Lane marking also plays a vital role in helping motorists. It is done using retro-reflective paints on roads. Usually, yellow and white stripes are painted 3.5 metres apart in a line. Equally important are markings on pavements, which inform drivers about the width of the road.

However, the condition of road markings and zebra crossings are bad on roads that are looked after by municipal agencies, say traffic police officials.

“Civic agencies like Public Works Department, New Delhi Municipal Council and Municipal Corporation of Delhi are reluctant to re-paint faded road markings unless three years have passed since applying the first paint,” said a senior traffic official. “They argue that the durability of the paint is three years,’’ the officer said. It would save a lot of lives if the agencies listened, and re-painted the markings frequently, he added.

The traffic police have also identified 16 areas where traffic violations are high, and they have posted a high number of personnel at these areas.
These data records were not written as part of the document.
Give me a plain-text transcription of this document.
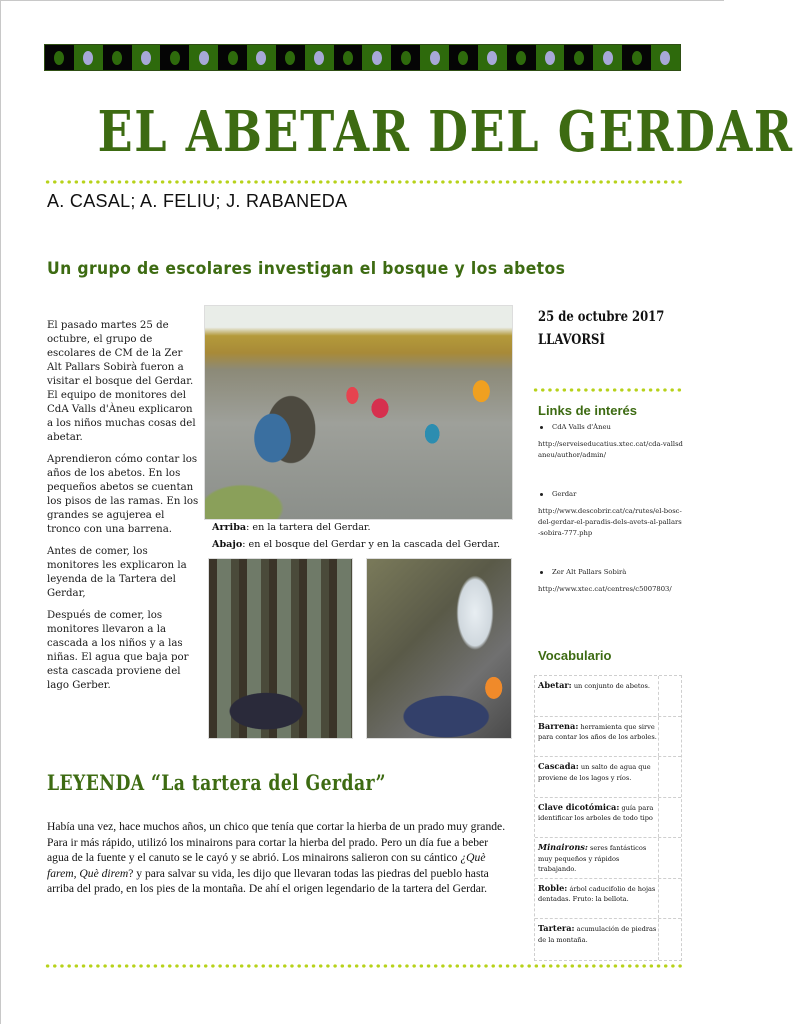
EL ABETAR DEL GERDAR
A. CASAL; A. FELIU; J. RABANEDA
Un grupo de escolares investigan el bosque y los abetos

El pasado martes 25 de octubre, el grupo de escolares de CM de la Zer Alt Pallars Sobirà fueron a visitar el bosque del Gerdar. El equipo de monitores del CdA Valls d'Àneu explicaron a los niños muchas cosas del abetar.

Aprendieron cómo contar los años de los abetos. En los pequeños abetos se cuentan los pisos de las ramas. En los grandes se agujerea el tronco con una barrena.

Antes de comer, los monitores les explicaron la leyenda de la Tartera del Gerdar,

Después de comer, los monitores llevaron a la cascada a los niños y a las niñas. El agua que baja por esta cascada proviene del lago Gerber.

Arriba: en la tartera del Gerdar.
Abajo: en el bosque del Gerdar y en la cascada del Gerdar.
25 de octubre 2017
LLAVORSÍ
Links de interés
CdA Valls d'Àneu
http://serveiseducatius.xtec.cat/cda-vallsdaneu/author/admin/
Gerdar
http://www.descobrir.cat/ca/rutes/el-bosc-del-gerdar-el-paradis-dels-avets-al-pallars-sobira-777.php
Zer Alt Pallars Sobirà
http://www.xtec.cat/centres/c5007803/
Vocabulario
Abetar: un conjunto de abetos.
Barrena: herramienta que sirve para contar los años de los arboles.
Cascada: un salto de agua que proviene de los lagos y ríos.
Clave dicotómica: guía para identificar los arboles de todo tipo
Minairons: seres fantásticos muy pequeños y rápidos trabajando.
Roble: árbol caducifolio de hojas dentadas. Fruto: la bellota.
Tartera: acumulación de piedras de la montaña.
LEYENDA “La tartera del Gerdar”

Había una vez, hace muchos años, un chico que tenía que cortar la hierba de un prado muy grande. Para ir más rápido, utilizó los minairons para cortar la hierba del prado. Pero un día fue a beber agua de la fuente y el canuto se le cayó y se abrió. Los minairons salieron con su cántico ¿Què farem, Què direm? y para salvar su vida, les dijo que llevaran todas las piedras del pueblo hasta arriba del prado, en los pies de la montaña. De ahí el origen legendario de la tartera del Gerdar.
According to traffic officials, proper surveillance of city roads will help prevent and solve hit-and-run cases. But since there is no plan to put all the city’s roads under camera surveillance, such cases may continue to happen.

More youths in accidents
In most fatal accident cases, the victims were youths and they drove recklessly. “The highest number of people killed in accidents was among the age group of between 21 and 35 years. At least fifty per cent of those who died were youths,” said a senior traffic police officer. The department has started a ‘road safety club’ and 47 schools have joined the initiative.

The traffic police also say that fatal accidents can be curbed if there was a stringent law to check minor offences.

“Enhancing penalties for minor offences in the Motor Vehicles Act will help reduce accidents. If violators pay an exorbitant fine for a minor violation, people will start following traffic rules,” said Naveen Kumar Matta, senior advocate.

According to him, Delhi’s lawmakers must make it mandatory to install speed regulator device in vehicles bought or imported into the Capital.

“DTC has made it compulsory to install speed regulators in its buses. If only this device is installed in every vehicle in the Capital, there will be fewer accidents,” said Matta. He said there is no use in importing high-speed vehicles such as Lamborghini and Ferrari when the roads are not made to support such advanced cars.

“Despite our best efforts, high-speed accidents such as the one involving a Lamborghini happened on August Kranti Marg recently. Such accidents happen only when rules are violated,” said a traffic official.